Because nearly all GPGPU computations are currently performed with the more powerful fragment processor, GPU-based data structures must fit into the fragment processor's streaming, SIMD programming model. Therefore, all data structures in this chapter are expressed as streams, and the computations on these data structures are in the form of SIMD, data-parallel kernels.

33.2 The GPU Memory Model

Graphics processors have their own memory hierarchy analogous to the one used by serial microprocessors, including main memory, caches, and registers. This memory hierarchy, however, is designed for accelerating graphics operations that fit into the streaming programming model rather than general, serial computation. Moreover, graphics APIs such as OpenGL and Direct3D further limit the use of this memory to graphics-specific primitives such as vertices, textures, and frame buffers. This section gives an overview of the current memory model on GPUs and how stream-based computation fits into it.

33.2.1 Memory Hierarchy

Figure 33-2 shows the combined CPU and GPU memory hierarchy. The GPU's memory system creates a branch in a modern computer's memory hierarchy. The GPU, just like a CPU, has its own caches and registers to accelerate data access during computation. GPUs, however, also have their own main memory with its own address space—meaning that programmers must explicitly copy data into GPU memory before beginning program execution. This transfer has traditionally been a bottleneck for many applications, but the advent of the new PCI Express bus standard may make sharing memory between the CPU and GPU a more viable possibility in the near future.
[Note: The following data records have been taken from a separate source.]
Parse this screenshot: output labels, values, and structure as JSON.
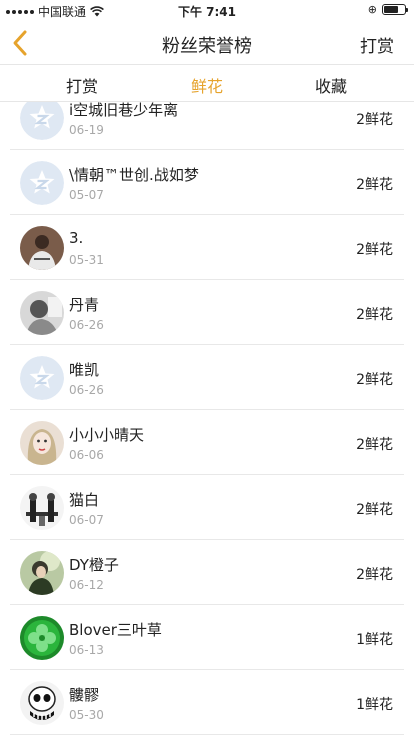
{
  "status": {
    "carrier": "中国联通",
    "time": "下午 7:41"
  },
  "nav": {
    "title": "粉丝荣誉榜",
    "right_label": "打赏"
  },
  "tabs": [
    {
      "label": "打赏"
    },
    {
      "label": "鲜花"
    },
    {
      "label": "收藏"
    }
  ],
  "active_tab": "鲜花",
  "colors": {
    "accent": "#e6a32c",
    "default_avatar_bg": "#dfe8f3",
    "default_avatar_fg": "#ffffff"
  },
  "rows": [
    {
      "name": "i空城旧巷少年离",
      "date": "06-19",
      "count": "2鲜花",
      "avatar": "default"
    },
    {
      "name": "\\情朝™世创.战如梦",
      "date": "05-07",
      "count": "2鲜花",
      "avatar": "default"
    },
    {
      "name": "3.",
      "date": "05-31",
      "count": "2鲜花",
      "avatar": "photo-person"
    },
    {
      "name": "丹青",
      "date": "06-26",
      "count": "2鲜花",
      "avatar": "photo-gray"
    },
    {
      "name": "唯凯",
      "date": "06-26",
      "count": "2鲜花",
      "avatar": "default"
    },
    {
      "name": "小小小晴天",
      "date": "06-06",
      "count": "2鲜花",
      "avatar": "photo-girl"
    },
    {
      "name": "猫白",
      "date": "06-07",
      "count": "2鲜花",
      "avatar": "photo-bw"
    },
    {
      "name": "DY橙子",
      "date": "06-12",
      "count": "2鲜花",
      "avatar": "photo-green-person"
    },
    {
      "name": "Blover三叶草",
      "date": "06-13",
      "count": "1鲜花",
      "avatar": "photo-clover"
    },
    {
      "name": "髏髎",
      "date": "05-30",
      "count": "1鲜花",
      "avatar": "photo-skull"
    }
  ]
}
Figure 33-2 The CPU and GPU Memory Hierarchies

33.2.2 GPU Stream Types

Unlike CPU memory, GPU memory has a number of usage restrictions and is accessible only via the abstractions of a graphics programming interface. Each of these abstractions can be thought of as a different stream type with its own set of access rules. The three types of streams visible to the GPU programmer are vertex streams, frame-buffer streams, and texture streams. A fourth stream type, fragment streams, is produced and consumed entirely within the GPU. Figure 33-3 shows the pipeline for a modern GPU, the three user-accessible streams, and the points in the pipeline where each can be used.
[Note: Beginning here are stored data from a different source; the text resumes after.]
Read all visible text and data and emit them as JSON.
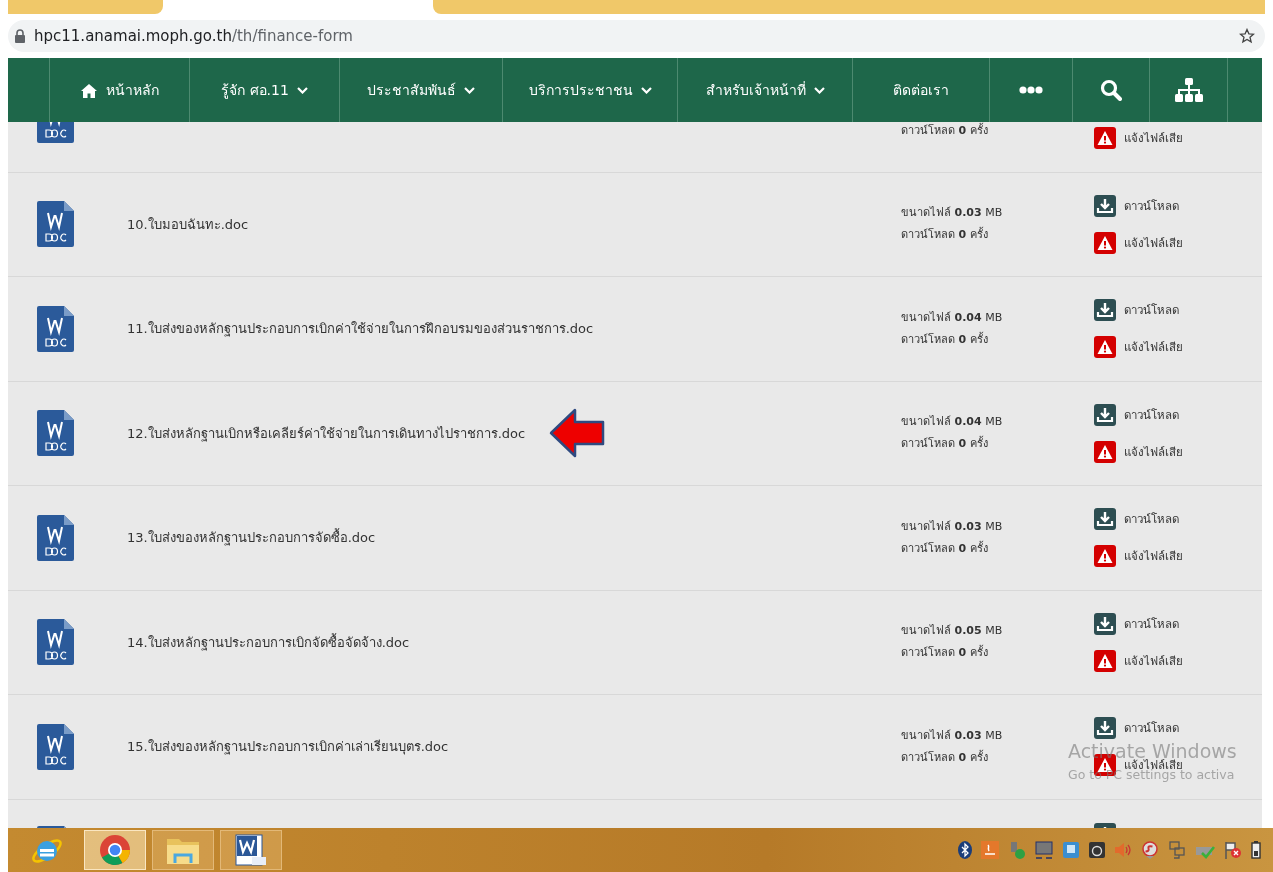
{
  "browser": {
    "url_host": "hpc11.anamai.moph.go.th",
    "url_path": "/th/finance-form"
  },
  "nav": [
    {
      "kind": "home",
      "label": "หน้าหลัก"
    },
    {
      "kind": "dropdown",
      "label": "รู้จัก ศอ.11"
    },
    {
      "kind": "dropdown",
      "label": "ประชาสัมพันธ์"
    },
    {
      "kind": "dropdown",
      "label": "บริการประชาชน"
    },
    {
      "kind": "dropdown",
      "label": "สำหรับเจ้าหน้าที่"
    },
    {
      "kind": "link",
      "label": "ติดต่อเรา"
    },
    {
      "kind": "more"
    },
    {
      "kind": "search"
    },
    {
      "kind": "sitemap"
    }
  ],
  "files": [
    {
      "downloads": "ดาวน์โหลด **0** ครั้ง",
      "report_label": "แจ้งไฟล์เสีย",
      "marked": false
    },
    {
      "name": "10.ใบมอบฉันทะ.doc",
      "size": "ขนาดไฟล์ **0.03** MB",
      "downloads": "ดาวน์โหลด **0** ครั้ง",
      "download_label": "ดาวน์โหลด",
      "report_label": "แจ้งไฟล์เสีย",
      "marked": false
    },
    {
      "name": "11.ใบส่งของหลักฐานประกอบการเบิกค่าใช้จ่ายในการฝึกอบรมของส่วนราชการ.doc",
      "size": "ขนาดไฟล์ **0.04** MB",
      "downloads": "ดาวน์โหลด **0** ครั้ง",
      "download_label": "ดาวน์โหลด",
      "report_label": "แจ้งไฟล์เสีย",
      "marked": false
    },
    {
      "name": "12.ใบส่งหลักฐานเบิกหรือเคลียร์ค่าใช้จ่ายในการเดินทางไปราชการ.doc",
      "size": "ขนาดไฟล์ **0.04** MB",
      "downloads": "ดาวน์โหลด **0** ครั้ง",
      "download_label": "ดาวน์โหลด",
      "report_label": "แจ้งไฟล์เสีย",
      "marked": true
    },
    {
      "name": "13.ใบส่งของหลักฐานประกอบการจัดซื้อ.doc",
      "size": "ขนาดไฟล์ **0.03** MB",
      "downloads": "ดาวน์โหลด **0** ครั้ง",
      "download_label": "ดาวน์โหลด",
      "report_label": "แจ้งไฟล์เสีย",
      "marked": false
    },
    {
      "name": "14.ใบส่งหลักฐานประกอบการเบิกจัดซื้อจัดจ้าง.doc",
      "size": "ขนาดไฟล์ **0.05** MB",
      "downloads": "ดาวน์โหลด **0** ครั้ง",
      "download_label": "ดาวน์โหลด",
      "report_label": "แจ้งไฟล์เสีย",
      "marked": false
    },
    {
      "name": "15.ใบส่งของหลักฐานประกอบการเบิกค่าเล่าเรียนบุตร.doc",
      "size": "ขนาดไฟล์ **0.03** MB",
      "downloads": "ดาวน์โหลด **0** ครั้ง",
      "download_label": "ดาวน์โหลด",
      "report_label": "แจ้งไฟล์เสีย",
      "marked": false
    },
    {
      "marked": false
    }
  ],
  "os_notice": {
    "title": "Activate Windows",
    "text": "Go to PC settings to activa"
  },
  "taskbar": {
    "apps": [
      {
        "kind": "ie",
        "selected": false
      },
      {
        "kind": "chrome",
        "selected": true
      },
      {
        "kind": "explorer",
        "selected": false
      },
      {
        "kind": "word",
        "selected": false
      }
    ],
    "tray": [
      {
        "kind": "bluetooth"
      },
      {
        "kind": "java"
      },
      {
        "kind": "usb"
      },
      {
        "kind": "monitor"
      },
      {
        "kind": "app"
      },
      {
        "kind": "camera"
      },
      {
        "kind": "speaker"
      },
      {
        "kind": "shield"
      },
      {
        "kind": "network"
      },
      {
        "kind": "printer"
      },
      {
        "kind": "flag"
      },
      {
        "kind": "battery"
      }
    ]
  }
}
Figure 33-3 Streams in Modern GPUs

Vertex Streams

Vertex streams are specified as vertex buffers via the graphics API. These streams hold vertex positions and a variety of per-vertex attributes. These attributes have traditionally been used for texture coordinates, colors, normals, and so on, but they can be used for arbitrary input stream data for vertex programs.
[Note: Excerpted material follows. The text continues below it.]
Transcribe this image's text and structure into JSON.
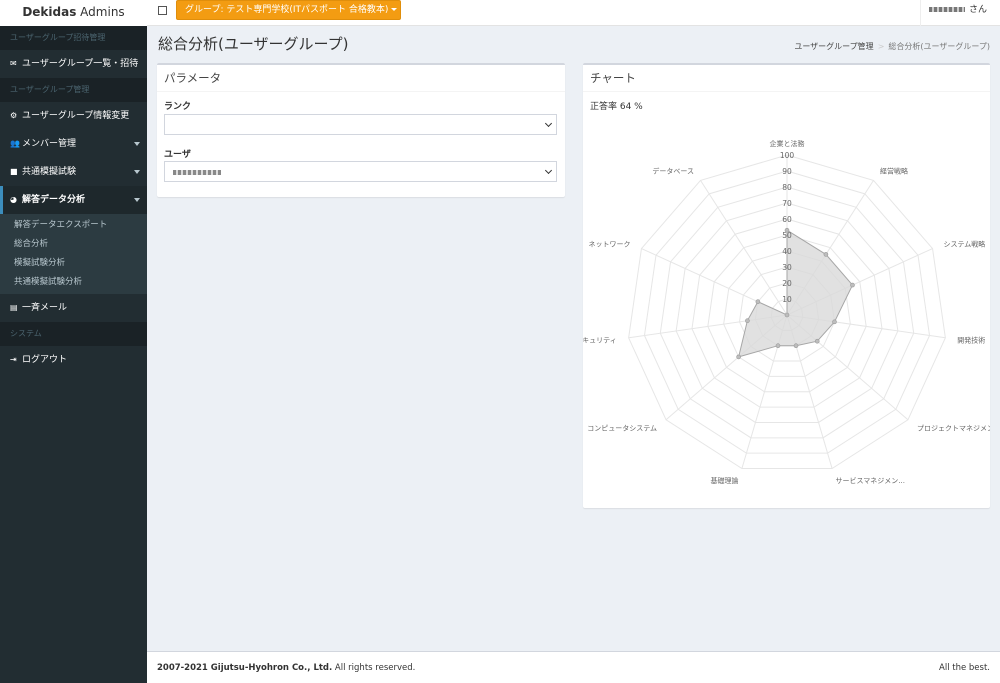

Vertex programs are not allowed to randomly index into their input vertices. Until recently, vertex streams could be updated only by transferring data from the CPU to the GPU. The GPU was not allowed to write to vertex streams. Recent API enhancements, however, have made it possible for the GPU to write to vertex streams. This is accomplished by either "copy-to-vertex-buffer" or "render-to-vertex-buffer." In the former technique, rendering results are copied from a frame buffer to a vertex buffer; in the latter technique, the rendering results are written directly to a vertex buffer. The recent addition of GPU-writable vertex streams enables GPUs, for the first time, to loop stream results from the end to the beginning of the pipeline.

Fragment Streams

Fragment streams are generated by the rasterizer and consumed by the fragment processor. They are the stream inputs to fragment programs, but they are not directly accessible to programmers because they are created and consumed entirely within the graphics processor. Fragment stream values include all of the interpolated outputs from the vertex processor: position, color, texture coordinates, and so on. As with per-vertex stream attributes, the per-fragment values that have traditionally been used for texture coordinates may now be used for any stream value required by the fragment program.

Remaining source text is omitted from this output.